A lot of big decisions happen between the ages of 25 to 34. Most people graduate from college, start a new job, purchase a home, and perhaps, get married. The current generation within this age bracket, called millennials, has been influenced financially as they transition through these life-changing milestones. At the same time, many find themselves dealing with a ton of consumer debt.
Let’s look at the numbers
A study done by the U.S. Department of Labor states that the average American between the ages of 25-34 spends $1,903 annually on clothing. Additionally, they spend approximately $3,131 each year for dining out. Since the average income of this same age group is $41,000, it’s easy to see that spending proportions are off. Millennials are experiencing an increase in consumer debt and report major unsatisfaction because of it.
Why the increase in consumer debt?
It’s believed that the increase in debt amongst millennials is caused by several things. Here are a few of the key factors:
Increased social media marketing – There are numerous amounts of ads appearing on social media. These ads emotionally appeal and target the millennial demographic.
Accessibility – Online shopping and home delivery make it easy for a person to purchase consumer goods. One can binge buy a complete line of products in a matter of minutes.
Lack of strategy – A major concern of the millennial generation is how to eliminate student debt. Millennials work hard toward paying off their college tuition fees, yet disregard making a plan for the rest of their expenses.

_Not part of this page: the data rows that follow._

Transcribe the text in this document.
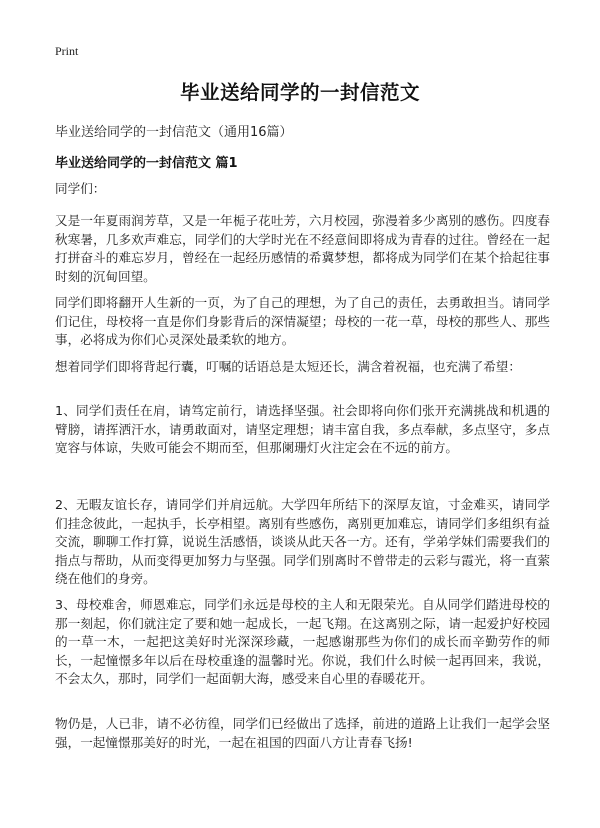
Print
毕业送给同学的一封信范文

毕业送给同学的一封信范文（通用16篇）

毕业送给同学的一封信范文 篇1

同学们：

又是一年夏雨润芳草，又是一年栀子花吐芳，六月校园，弥漫着多少离别的感伤。四度春秋寒暑，几多欢声难忘，同学们的大学时光在不经意间即将成为青春的过往。曾经在一起打拼奋斗的难忘岁月，曾经在一起经历感情的希冀梦想，都将成为同学们在某个拾起往事时刻的沉甸回望。

同学们即将翻开人生新的一页，为了自己的理想，为了自己的责任，去勇敢担当。请同学们记住，母校将一直是你们身影背后的深情凝望；母校的一花一草，母校的那些人、那些事，必将成为你们心灵深处最柔软的地方。

想着同学们即将背起行囊，叮嘱的话语总是太短还长，满含着祝福，也充满了希望：

1、同学们责任在肩，请笃定前行，请选择坚强。社会即将向你们张开充满挑战和机遇的臂膀，请挥洒汗水，请勇敢面对，请坚定理想；请丰富自我，多点奉献，多点坚守，多点宽容与体谅，失败可能会不期而至，但那阑珊灯火注定会在不远的前方。

2、无暇友谊长存，请同学们并肩远航。大学四年所结下的深厚友谊，寸金难买，请同学们挂念彼此，一起执手，长亭相望。离别有些感伤，离别更加难忘，请同学们多组织有益交流，聊聊工作打算，说说生活感悟，谈谈从此天各一方。还有，学弟学妹们需要我们的指点与帮助，从而变得更加努力与坚强。同学们别离时不曾带走的云彩与霞光，将一直萦绕在他们的身旁。

3、母校难舍，师恩难忘，同学们永远是母校的主人和无限荣光。自从同学们踏进母校的那一刻起，你们就注定了要和她一起成长，一起飞翔。在这离别之际，请一起爱护好校园的一草一木，一起把这美好时光深深珍藏，一起感谢那些为你们的成长而辛勤劳作的师长，一起憧憬多年以后在母校重逢的温馨时光。你说，我们什么时候一起再回来，我说，不会太久，那时，同学们一起面朝大海，感受来自心里的春暖花开。

物仍是，人已非，请不必彷徨，同学们已经做出了选择，前进的道路上让我们一起学会坚强，一起憧憬那美好的时光，一起在祖国的四面八方让青春飞扬!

When you combine the financial challenges of the examples above, it’s a recipe that does not suit well for the wallet.
A truly vicious cycle
CNBC published that many millennials are already struggling to hold onto their money. Likewise, nearly 40 percent have spent money they didn’t have. Consumer debt is a vicious cycle for the millennial generation. This is in stark contrast to their baby boom predecessors.
In order to get out of this debt mindset, one must create a predetermined budget and spending limit. If you cannot immediately pay off your debts in full, at least refinance to a lower interest rate.
The future of finance for millennials
Financially, the future can hold many promises for millennials. Furthermore, it’s never too late for them to take a different approach to their consumer debt problems. Now that the research is out, it’s definitely a trend worth watching.